La pesada piedra que cada dos años reaparece, nos convierte en sísifos y nos condena a una estela de insatisfacción que nos aísla, tensa, debilita y aleja de las cosas que de verdad tienen sentido, ha desaparecido. O la he hecho desaparecer. Esta vez mi piedra permanecerá en la cima.
De nuevo meses de estudio, náuseas al amanecer cuando todo se iba acercando, clases, exámenes que corregir, evaluaciones, despedidas… y más y más estudio entre vaivenes, miedos y dudas. Quien lo probó lo sabe.
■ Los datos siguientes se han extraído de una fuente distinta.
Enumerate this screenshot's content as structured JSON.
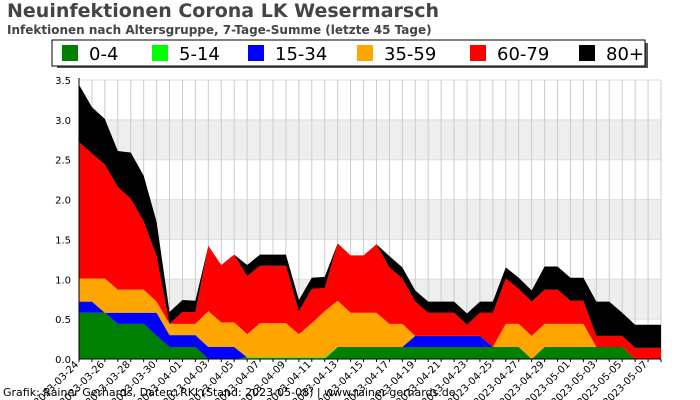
{
  "title": "Neuinfektionen Corona LK Wesermarsch",
  "subtitle": "Infektionen nach Altersgruppe, 7-Tage-Summe (letzte 45 Tage)",
  "credit": "Grafik: Rainer Gerhards, Daten: RKI (Stand: 2023-05-08) | www.rainer-gerhards.de",
  "chart_data": {
    "type": "area",
    "stacked": true,
    "title": "Neuinfektionen Corona LK Wesermarsch",
    "subtitle": "Infektionen nach Altersgruppe, 7-Tage-Summe (letzte 45 Tage)",
    "xlabel": "",
    "ylabel": "",
    "ylim": [
      0,
      3.5
    ],
    "yticks": [
      "0.0",
      "0.5",
      "1.0",
      "1.5",
      "2.0",
      "2.5",
      "3.0",
      "3.5"
    ],
    "grid": "horizontal bands",
    "legend_position": "top",
    "x_tick_labels": [
      "2023-03-24",
      "2023-03-26",
      "2023-03-28",
      "2023-03-30",
      "2023-04-01",
      "2023-04-03",
      "2023-04-05",
      "2023-04-07",
      "2023-04-09",
      "2023-04-11",
      "2023-04-13",
      "2023-04-15",
      "2023-04-17",
      "2023-04-19",
      "2023-04-21",
      "2023-04-23",
      "2023-04-25",
      "2023-04-27",
      "2023-04-29",
      "2023-05-01",
      "2023-05-03",
      "2023-05-05",
      "2023-05-07"
    ],
    "x": [
      "2023-03-24",
      "2023-03-25",
      "2023-03-26",
      "2023-03-27",
      "2023-03-28",
      "2023-03-29",
      "2023-03-30",
      "2023-03-31",
      "2023-04-01",
      "2023-04-02",
      "2023-04-03",
      "2023-04-04",
      "2023-04-05",
      "2023-04-06",
      "2023-04-07",
      "2023-04-08",
      "2023-04-09",
      "2023-04-10",
      "2023-04-11",
      "2023-04-12",
      "2023-04-13",
      "2023-04-14",
      "2023-04-15",
      "2023-04-16",
      "2023-04-17",
      "2023-04-18",
      "2023-04-19",
      "2023-04-20",
      "2023-04-21",
      "2023-04-22",
      "2023-04-23",
      "2023-04-24",
      "2023-04-25",
      "2023-04-26",
      "2023-04-27",
      "2023-04-28",
      "2023-04-29",
      "2023-04-30",
      "2023-05-01",
      "2023-05-02",
      "2023-05-03",
      "2023-05-04",
      "2023-05-05",
      "2023-05-06",
      "2023-05-07",
      "2023-05-08"
    ],
    "series": [
      {
        "name": "0-4",
        "color": "#008000",
        "values": [
          0.58,
          0.58,
          0.58,
          0.44,
          0.44,
          0.44,
          0.29,
          0.15,
          0.15,
          0.15,
          0.0,
          0.0,
          0.0,
          0.0,
          0.0,
          0.0,
          0.0,
          0.0,
          0.0,
          0.0,
          0.15,
          0.15,
          0.15,
          0.15,
          0.15,
          0.15,
          0.15,
          0.15,
          0.15,
          0.15,
          0.15,
          0.15,
          0.15,
          0.15,
          0.15,
          0.0,
          0.15,
          0.15,
          0.15,
          0.15,
          0.15,
          0.15,
          0.15,
          0.0,
          0.0,
          0.0
        ]
      },
      {
        "name": "5-14",
        "color": "#00ff00",
        "values": [
          0,
          0,
          0,
          0,
          0,
          0,
          0,
          0,
          0,
          0,
          0,
          0,
          0,
          0.02,
          0.02,
          0.02,
          0.02,
          0.02,
          0.02,
          0.02,
          0,
          0,
          0,
          0,
          0,
          0,
          0,
          0,
          0,
          0,
          0,
          0,
          0,
          0,
          0,
          0,
          0,
          0,
          0,
          0,
          0,
          0,
          0,
          0,
          0,
          0
        ]
      },
      {
        "name": "15-34",
        "color": "#0000ff",
        "values": [
          0.14,
          0.14,
          0.0,
          0.14,
          0.14,
          0.14,
          0.29,
          0.15,
          0.15,
          0.15,
          0.15,
          0.15,
          0.15,
          0.0,
          0.0,
          0.0,
          0.0,
          0.0,
          0.0,
          0.0,
          0.0,
          0.0,
          0.0,
          0.0,
          0.0,
          0.0,
          0.14,
          0.14,
          0.14,
          0.14,
          0.14,
          0.14,
          0.0,
          0.0,
          0.0,
          0.0,
          0.0,
          0.0,
          0.0,
          0.0,
          0.0,
          0.0,
          0.0,
          0.0,
          0.0,
          0.0
        ]
      },
      {
        "name": "35-59",
        "color": "#ffa500",
        "values": [
          0.29,
          0.29,
          0.43,
          0.29,
          0.29,
          0.29,
          0.14,
          0.14,
          0.14,
          0.14,
          0.45,
          0.31,
          0.31,
          0.29,
          0.43,
          0.43,
          0.43,
          0.29,
          0.43,
          0.58,
          0.58,
          0.43,
          0.43,
          0.43,
          0.29,
          0.29,
          0.0,
          0.0,
          0.0,
          0.0,
          0.0,
          0.0,
          0.0,
          0.29,
          0.29,
          0.29,
          0.29,
          0.29,
          0.29,
          0.29,
          0.0,
          0.0,
          0.0,
          0.0,
          0.0,
          0.0
        ]
      },
      {
        "name": "60-79",
        "color": "#ff0000",
        "values": [
          1.71,
          1.57,
          1.43,
          1.29,
          1.14,
          0.86,
          0.57,
          0.0,
          0.15,
          0.15,
          0.82,
          0.72,
          0.85,
          0.73,
          0.72,
          0.72,
          0.72,
          0.29,
          0.43,
          0.29,
          0.72,
          0.72,
          0.72,
          0.86,
          0.71,
          0.57,
          0.43,
          0.29,
          0.29,
          0.29,
          0.14,
          0.29,
          0.43,
          0.57,
          0.44,
          0.43,
          0.43,
          0.43,
          0.29,
          0.29,
          0.14,
          0.14,
          0.14,
          0.14,
          0.14,
          0.14
        ]
      },
      {
        "name": "80+",
        "color": "#000000",
        "values": [
          0.72,
          0.58,
          0.57,
          0.45,
          0.58,
          0.57,
          0.43,
          0.15,
          0.15,
          0.14,
          0.0,
          0.0,
          0.0,
          0.14,
          0.14,
          0.14,
          0.14,
          0.14,
          0.14,
          0.14,
          0.0,
          0.0,
          0.0,
          0.0,
          0.14,
          0.14,
          0.14,
          0.14,
          0.14,
          0.14,
          0.14,
          0.14,
          0.14,
          0.14,
          0.14,
          0.14,
          0.29,
          0.29,
          0.29,
          0.29,
          0.43,
          0.43,
          0.29,
          0.29,
          0.29,
          0.29
        ]
      }
    ]
  }
}
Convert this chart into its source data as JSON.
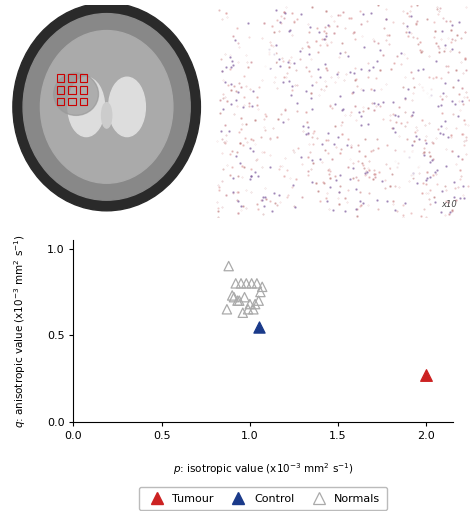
{
  "normals_p": [
    0.88,
    0.92,
    0.95,
    0.98,
    1.01,
    1.04,
    1.07,
    0.9,
    0.94,
    0.97,
    1.0,
    1.03,
    0.87,
    0.93,
    0.96,
    1.02,
    1.06,
    0.91,
    0.99,
    1.05
  ],
  "normals_q": [
    0.9,
    0.8,
    0.8,
    0.8,
    0.8,
    0.8,
    0.78,
    0.73,
    0.7,
    0.72,
    0.68,
    0.68,
    0.65,
    0.7,
    0.63,
    0.65,
    0.75,
    0.72,
    0.65,
    0.7
  ],
  "control_p": [
    1.05
  ],
  "control_q": [
    0.55
  ],
  "tumour_p": [
    2.0
  ],
  "tumour_q": [
    0.27
  ],
  "normals_color": "#aaaaaa",
  "control_color": "#1a3a8a",
  "tumour_color": "#cc2222",
  "xlabel": "p: isotropic value (x10⁻³ mm² s⁻¹)",
  "ylabel": "q: anisotropic value (x10⁻³ mm² s⁻¹)",
  "xlim": [
    0,
    2.15
  ],
  "ylim": [
    0,
    1.05
  ],
  "xticks": [
    0,
    0.5,
    1.0,
    1.5,
    2.0
  ],
  "yticks": [
    0,
    0.5,
    1.0
  ],
  "bg_color": "#ffffff",
  "mri_bg": "#1a1a1a",
  "hist_bg": "#f0d8d8",
  "x10_text": "x10"
}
Sólo que parece que quien diseñó este proceso agónico, torturante y demencial nunca lo probó o, si alguna vez lo hizo, hace tiempo que debió olvidarlo, enredado en burocracias, electoralismos, cambios de gobierno y viejas pedagogías que mutan y se transforman en otras más jóvenes y apetecibles. Un sistema muy igualitario y garantista (cierto), pero al mismo tiempo injusto. Porque un buen profesor, el alma de un docente vocacional y comprometido con la Educación no se demuestra a cara o cruz en unas pocas horas ni se juzga al albur de unas centésimas de más o menos. Tantos compañeros entregados en cuerpo y alma a sus alumnos y cuya piedra ha vuelto a caer al abismo, que mi recuerdo tiene que ser también para ellos. Mucho ánimo.